The God of the Civil Religion, an Amorphous, not necessarily a Biblical Deity

Jonathan Rowe on Jun 30th 2006

It’s important to note, whether countering the claims of the likes of Roy Moore that the God of the civil religion, that is the God to whom the Founders made their public supplications, was a vague, generic and undefined God. And the Founders thought it was absolutely necessary to not define God’s attributes too specifically or indentify him as the God of the Bible.

The Founders specifically drew a connection between indentifying God’s attributes too specifically and denying the rights of those whose religion denied those specific attributes of God. The Founders faced a dilemma: They posited a conception of individual rights which were both universal and antecedent to majority rule. Moreover, they needed to refute prior claims of right such as Divine Right of Kings which explicitly invoked God to justify such claims. The Founders thus needed to tie their notion of rights to God to make such individual rights unalienable.

Yet, invoking God as the source of political claims had long led to terrible persecution itself (indeed, it was the source of religious persecution which they were trying to solve). If it is claimed that God X grants rights, the Founders feared political forces would deny rights to those who didn’t believe in God X. But such rights, the Founders believed, applied to everyone regardless of what they believed.

Take for instance, Jefferson’s Virginia Statute on Religious Freedom which begins “Whereas Almighty God hath created the mind free….” That natural rights document like all of the other natural rights documents and public supplications to the God of the Founding era invokes a generic monotheistic God as the guarantor of natural rights. Jefferson later explains exactly why such a God was not indentified as the Christian God:

Where the preamble declares, that coercion is a departure from the plan of the holy author of our religion, an amendment was proposed, by inserting the word “Jesus Christ,” so that it should read, “a departure from the plan of Jesus Christ, the holy author of our religion;” the insertion was rejected by a great majority, in proof that they meant to comprehend, within the mantle of its protection, the Jew and the Gentile, the Christian and Mahometan, the Hindoo, and Infidel of every denomination.

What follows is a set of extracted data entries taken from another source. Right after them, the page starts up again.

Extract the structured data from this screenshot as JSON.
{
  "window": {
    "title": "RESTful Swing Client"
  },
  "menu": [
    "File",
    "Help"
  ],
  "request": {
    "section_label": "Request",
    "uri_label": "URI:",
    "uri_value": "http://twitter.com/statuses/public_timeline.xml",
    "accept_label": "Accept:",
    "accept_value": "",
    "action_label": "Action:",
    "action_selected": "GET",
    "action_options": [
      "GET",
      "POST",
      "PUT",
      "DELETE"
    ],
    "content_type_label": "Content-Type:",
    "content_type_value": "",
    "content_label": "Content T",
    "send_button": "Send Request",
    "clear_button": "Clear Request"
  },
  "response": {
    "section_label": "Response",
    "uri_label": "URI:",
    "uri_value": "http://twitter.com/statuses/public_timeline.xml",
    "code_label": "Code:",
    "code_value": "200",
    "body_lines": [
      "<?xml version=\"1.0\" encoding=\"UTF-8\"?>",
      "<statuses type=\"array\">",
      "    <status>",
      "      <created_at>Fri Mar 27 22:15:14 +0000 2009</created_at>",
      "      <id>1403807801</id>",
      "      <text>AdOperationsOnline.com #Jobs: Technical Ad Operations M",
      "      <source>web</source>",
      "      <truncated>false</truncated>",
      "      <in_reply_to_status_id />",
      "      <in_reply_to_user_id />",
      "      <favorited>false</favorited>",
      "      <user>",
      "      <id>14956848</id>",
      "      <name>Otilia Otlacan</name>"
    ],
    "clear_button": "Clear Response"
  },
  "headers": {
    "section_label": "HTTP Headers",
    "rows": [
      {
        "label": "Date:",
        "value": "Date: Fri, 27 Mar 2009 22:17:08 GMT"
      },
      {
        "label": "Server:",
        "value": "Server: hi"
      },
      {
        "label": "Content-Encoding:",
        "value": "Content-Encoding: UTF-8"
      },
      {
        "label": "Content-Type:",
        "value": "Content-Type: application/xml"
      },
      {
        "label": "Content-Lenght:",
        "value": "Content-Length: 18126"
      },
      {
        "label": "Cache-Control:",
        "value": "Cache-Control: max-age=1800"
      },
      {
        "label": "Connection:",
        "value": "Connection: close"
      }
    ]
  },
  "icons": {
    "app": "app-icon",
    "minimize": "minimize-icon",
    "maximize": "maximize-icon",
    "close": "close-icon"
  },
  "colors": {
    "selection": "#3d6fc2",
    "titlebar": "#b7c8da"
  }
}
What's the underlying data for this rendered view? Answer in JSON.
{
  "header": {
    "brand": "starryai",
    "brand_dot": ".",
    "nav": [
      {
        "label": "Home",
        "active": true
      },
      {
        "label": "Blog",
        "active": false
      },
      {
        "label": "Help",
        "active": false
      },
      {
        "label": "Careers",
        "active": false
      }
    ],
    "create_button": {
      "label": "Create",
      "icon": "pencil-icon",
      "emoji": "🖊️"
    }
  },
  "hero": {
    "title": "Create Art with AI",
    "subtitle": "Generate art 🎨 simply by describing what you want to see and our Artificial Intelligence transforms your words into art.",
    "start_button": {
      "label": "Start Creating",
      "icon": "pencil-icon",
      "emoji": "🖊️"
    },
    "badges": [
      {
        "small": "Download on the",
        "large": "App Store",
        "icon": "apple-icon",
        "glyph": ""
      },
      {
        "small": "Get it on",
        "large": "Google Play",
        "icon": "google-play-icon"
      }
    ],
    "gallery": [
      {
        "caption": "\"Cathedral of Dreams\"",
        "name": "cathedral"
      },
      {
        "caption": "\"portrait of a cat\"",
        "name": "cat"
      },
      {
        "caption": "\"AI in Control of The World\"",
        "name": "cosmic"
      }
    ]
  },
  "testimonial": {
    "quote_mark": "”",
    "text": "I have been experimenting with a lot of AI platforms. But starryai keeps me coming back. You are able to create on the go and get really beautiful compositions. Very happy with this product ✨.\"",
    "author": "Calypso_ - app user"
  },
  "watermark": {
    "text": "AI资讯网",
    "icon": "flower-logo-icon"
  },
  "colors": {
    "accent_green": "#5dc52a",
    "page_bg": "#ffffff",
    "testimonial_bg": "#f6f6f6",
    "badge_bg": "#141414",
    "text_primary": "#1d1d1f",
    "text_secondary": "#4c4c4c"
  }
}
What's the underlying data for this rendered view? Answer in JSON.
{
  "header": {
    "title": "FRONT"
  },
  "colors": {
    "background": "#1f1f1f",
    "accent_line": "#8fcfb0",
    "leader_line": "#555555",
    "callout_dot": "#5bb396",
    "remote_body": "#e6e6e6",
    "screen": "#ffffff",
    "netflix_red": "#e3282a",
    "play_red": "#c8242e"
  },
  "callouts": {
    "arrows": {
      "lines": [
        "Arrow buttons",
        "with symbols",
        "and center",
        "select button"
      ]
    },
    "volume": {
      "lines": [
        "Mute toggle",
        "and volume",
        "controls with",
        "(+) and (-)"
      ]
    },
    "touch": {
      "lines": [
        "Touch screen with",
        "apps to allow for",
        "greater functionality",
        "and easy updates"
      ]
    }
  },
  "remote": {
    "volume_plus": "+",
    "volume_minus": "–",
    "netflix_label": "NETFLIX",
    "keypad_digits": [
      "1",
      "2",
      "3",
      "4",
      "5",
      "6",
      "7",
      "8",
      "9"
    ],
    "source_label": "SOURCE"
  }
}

James Madison, who successfully fought for the Bill’s passage in Virginia, corroborates Jefferson’s account and endorses Jefferson’s argument in his Detached Memoranda:

In the course of the opposition to the bill in the House of Delegates, which was warm & strenuous from some of the minority, an experiment was made on the reverence entertained for the name & sactity of the Saviour, by proposing to insert the words “Jesus Christ” after the words “our lord” in the preamble, the object of which, would have been, to imply a restriction of the liberty defined in the Bill, to those professing his religion only. The amendment was discussed, and rejected by a vote of agst (See letter of J. M. to Mr Jefferson dated ) The opponents of the amendment having turned the feeling as well as judgment of the House agst it, by successfully contending that the better proof of reverence for that holy name wd be not to profane it by making it a topic of legisl. discussion, & particularly by making his religion the means of abridging the natural and equal rights of all men, in defiance of his own declaration that his Kingdom was not of this world.

I note all of this because Christian Nationalists are fond of claiming that rights come from God. But they mean rights come from their fundamentalist Christian God and men thus only have the right to do what this God permits in the Bible. This fundamentally misunderstands our Founding principles. But it does contain a half-truth: Our Founders did argue that natural rights come from God. Here is the way one Roy Moore supporter put it in this comment section on World Magazine’s blog.

Roy Moore teaches, compellingly, that the founders of America worked from the premise that men are endowed by their Creator with certain inalienable rights. A just government must recognize and protect those rights precisely because they derive from a higher authority whom every human authority is accountable to. When American governments (state and federal) refuse to acknowledge God, they abandon their rationale for identifying and protecting those rights.

Yet, as we have seen, these same Founders never identified God as the God of the Bible or the God that revealed the Ten Commandments to Moses, but rather as an amorphous “Nature’s God.” Indeed, our freethinking, Theistic Rationalist Founders either disbelieved or strongly doubted that God revealed the Ten Commandments to Moses.

If Roy Moore had simply slapped a ten ton monument of the Declaration of Independence or any one of the Founding Era’s natural rights documents with their references to a generic, rights granting Creator, I don’t think there would have been a problem (I certainly wouldn’t have a problem with that).

By defining, in a public supplication, our rights granting God as the God who revealed the Ten Commandments to Moses, Roy Moore betrayed our Founding Fathers who never did the same.